Henry Kissinger was in a position of power precisely at a time in human history when the world needed persons with a different mentality in the halls of power. In that era, the colonized and neocolonized peoples of the earth were arriving to a presence in global affairs, presenting to the world a unified demand for the construction of what they called a “New International Economic Order,” one not based on domination and superexploitation but on cooperation and mutually beneficial trade among nations. Meanwhile, the youth of the Western nations were in the streets, dreaming of an end to racism, poverty, and war; proclaiming “power to the people;” and believing that humanity stood at the dawn of the “age of Aquarius.”

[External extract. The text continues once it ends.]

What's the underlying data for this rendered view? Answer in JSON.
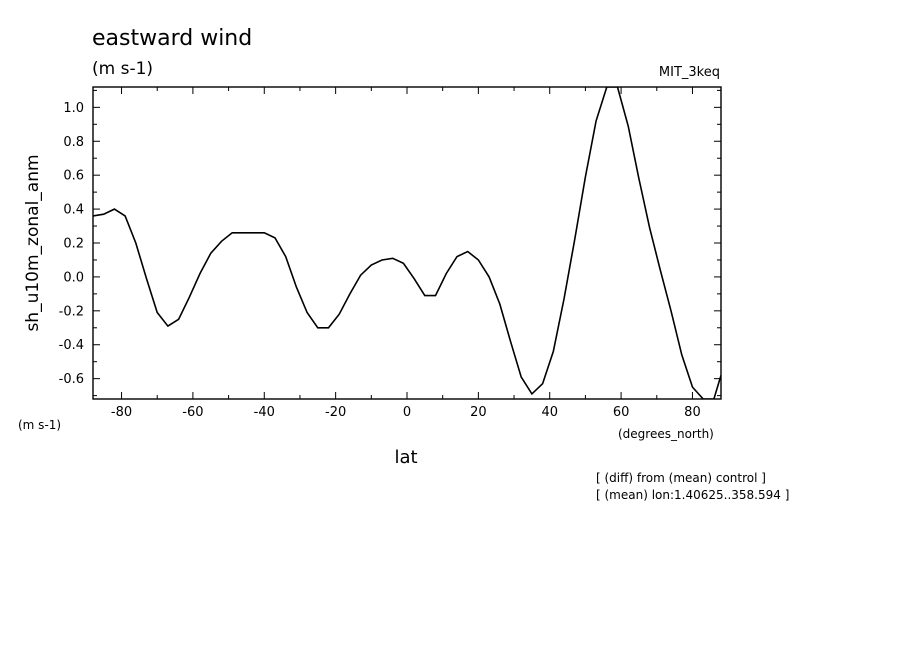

Those voices reflected the coming of age of social movements that partially discerned the fundamental injustices of the world system. They were not heard by those in the centers of power, who seemed unwilling to seek to understand the historical and structural sources of the new voices from below. Nor did they understand the concurrent stagnation in profits, which was rooted in the fact that the world-system, which since the sixteenth century had economically expanded by conquering new lands and peoples, had reached the geographical limits of the earth. Those in power responded to these unanticipated and threatening economic, social, and political developments with a turn to the Right, weakening the limited power of states to regulate industries, commerce, finances, and currencies; and to protect the human needs of their peoples. These measures gave the elite short-term profits, but they only intensified the symptoms of a world-system moving toward chaos, and they left the peoples in an even more vulnerable position. As the world situation continued to deteriorate, the increasingly conservative power elite turned to wars of aggression in pursuit of control of natural resources, in violation of the fundamental civilizational rules established by the system in the period 1945 to 1960, when it enjoyed a moment of relative stability under U.S. hegemony.

The global turn to the Right in 1980 was based on untenable assumptions with respect to the role of the state in relation to the economy and society. And it dismissed the demands of the neocolonized peoples for true sovereignty. The neoliberal turn only intensified opposition to the established structures of the world-system, taking one form in the Middle East and another in Latin America, which in turn provoked new and more aggressive forms of imperialism by the global powers. The turn to the Right elevated profits in the short-term, but it undermined the legitimacy of the global elite in the eyes of the peoples of the world. Decades of neoliberalism and wars of aggression have demonstrated the moral and intellectual unpreparedness of those who rule the world. The uncontrollable pandemic only makes clearer their incapacities and their profound indifference to the human needs of the majority.

Now is the time for the progressive forces in each nation of the world to seize the moment and to lead their peoples to that necessary progressive turn that should have been taken in the 1970s. The peoples of the North do not need to construct a new direction from a vacuum. For the past 100 years and more, the peoples of the South have been seeking to transform unjust global social structures. All we need do is awaken, seeing what nations like China, Vietnam, Cuba, Venezuela, Nicaragua, and Iran are envisioning and doing in practice, and cooperate with them in building, step-by-step, a more just, democratic, and sustainable world.

With the global elite discredited, an alternative, more just world order is in the hands of the peoples to build.